What's the most effective therapy for diabetic retinopathy? ›

Laser treatment usually works very well to prevent vision loss if it's done before the retina has been severely damaged. It may also help with macular edema. Severe proliferative retinopathy may be treated with a more aggressive laser therapy called scatter (pan-retinal) photocoagulation.

Does Medicare cover eye injections for diabetic retinopathy? ›

Will Medicare cover eye injections? Traditional Medicare does cover eye injections for age-related macular degeneration and diabetic retinopathy through your Part B coverage. You will not need a referral or authorization to receive these treatments.

What is the new treatment of diabetic retinopathy? ›

One involves lasers that burn the vessels to stop the hemorrhaging; another involves injections directly into the eye that can stop the progression of the disease. According to Busik, these treatments, although effective at preventing blindness, can only be used at a very late stage of the disease.

Can proliferative diabetic retinopathy be reversed? ›

Currently, there is no cure for diabetic retinopathy, and the condition is typically irreversible.
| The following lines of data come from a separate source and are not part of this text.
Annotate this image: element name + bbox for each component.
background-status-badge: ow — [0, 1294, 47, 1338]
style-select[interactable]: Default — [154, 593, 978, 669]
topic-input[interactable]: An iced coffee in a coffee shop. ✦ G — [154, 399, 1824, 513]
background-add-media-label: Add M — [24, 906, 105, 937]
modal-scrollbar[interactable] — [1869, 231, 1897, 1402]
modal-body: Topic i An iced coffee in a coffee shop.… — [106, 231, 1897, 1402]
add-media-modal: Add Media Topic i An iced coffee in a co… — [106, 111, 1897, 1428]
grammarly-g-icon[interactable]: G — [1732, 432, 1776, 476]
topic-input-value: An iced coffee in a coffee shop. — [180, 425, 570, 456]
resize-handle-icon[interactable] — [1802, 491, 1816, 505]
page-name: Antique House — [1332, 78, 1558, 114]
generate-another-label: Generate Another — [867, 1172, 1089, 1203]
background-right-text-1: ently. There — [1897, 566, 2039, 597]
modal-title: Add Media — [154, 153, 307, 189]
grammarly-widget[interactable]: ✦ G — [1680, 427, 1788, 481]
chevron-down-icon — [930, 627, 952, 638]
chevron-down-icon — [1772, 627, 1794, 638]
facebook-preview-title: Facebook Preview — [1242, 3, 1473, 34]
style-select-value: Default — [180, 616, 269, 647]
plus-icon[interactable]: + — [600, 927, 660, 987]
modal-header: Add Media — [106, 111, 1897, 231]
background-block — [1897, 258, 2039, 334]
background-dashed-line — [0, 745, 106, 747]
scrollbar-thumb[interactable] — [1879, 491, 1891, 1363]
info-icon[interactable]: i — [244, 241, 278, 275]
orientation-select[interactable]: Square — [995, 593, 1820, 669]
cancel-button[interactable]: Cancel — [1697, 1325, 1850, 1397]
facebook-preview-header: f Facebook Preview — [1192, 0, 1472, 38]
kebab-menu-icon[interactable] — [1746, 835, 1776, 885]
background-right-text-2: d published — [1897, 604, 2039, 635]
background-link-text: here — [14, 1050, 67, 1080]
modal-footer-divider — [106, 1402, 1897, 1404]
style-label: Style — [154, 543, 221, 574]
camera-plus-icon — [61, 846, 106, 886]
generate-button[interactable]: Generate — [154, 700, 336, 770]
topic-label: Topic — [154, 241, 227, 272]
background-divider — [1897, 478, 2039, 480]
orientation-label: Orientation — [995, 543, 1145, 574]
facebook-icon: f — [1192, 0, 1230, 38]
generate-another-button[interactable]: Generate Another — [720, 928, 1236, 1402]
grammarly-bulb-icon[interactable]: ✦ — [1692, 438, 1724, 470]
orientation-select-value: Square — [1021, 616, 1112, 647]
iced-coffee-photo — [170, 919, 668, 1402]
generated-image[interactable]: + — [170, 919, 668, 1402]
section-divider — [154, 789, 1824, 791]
Usually, treatment will focus on slowing the progression of the condition and preserving eyesight. This is because if the condition progresses, it causes irreversible structural damage within the retina.

What is the best vitamin for diabetic retinopathy? ›

Optimal combinations of vitamins B1, B2, B6, L-methylfolate, methylcobalamin (B12), C, D, natural vitamin E complex, lutein, zeaxanthin, alpha-lipoic acid, and n-acetylcysteine are identified for protecting the retina and choroid. Certain medical foods have been successfully used as therapy for retinopathy.

How long does Panretinal photocoagulation take? ›

The treatment will take about 15 minutes. After completion of treatment your doctor may put an eye patch over the eye.

What is the success rate of photocoagulation? ›

Laser surgery or photocoagulation

Laser surgery — also known as photocoagulation — is a standard treatment for retinal tears. It is highly effective , with success rates exceeding 90%.

Is pan retinal photocoagulation painful? ›

Patients will experience varying levels of discomfort based on the type and duration of PRP received. During the procedure, patients will often experience a small “pinching” sensation with each burn created in the affected eye. For this reason, PRP may be divided into several sessions.

Is photocoagulation considered surgery? ›

Your eye doctor will perform this surgery at an outpatient or office setting. Photocoagulation takes place by using the laser to create a microscopic burn in the target tissue. The laser spots are usually applied in 1 of 3 patterns. Before the procedure, you will be given eye drops to dilate your pupils.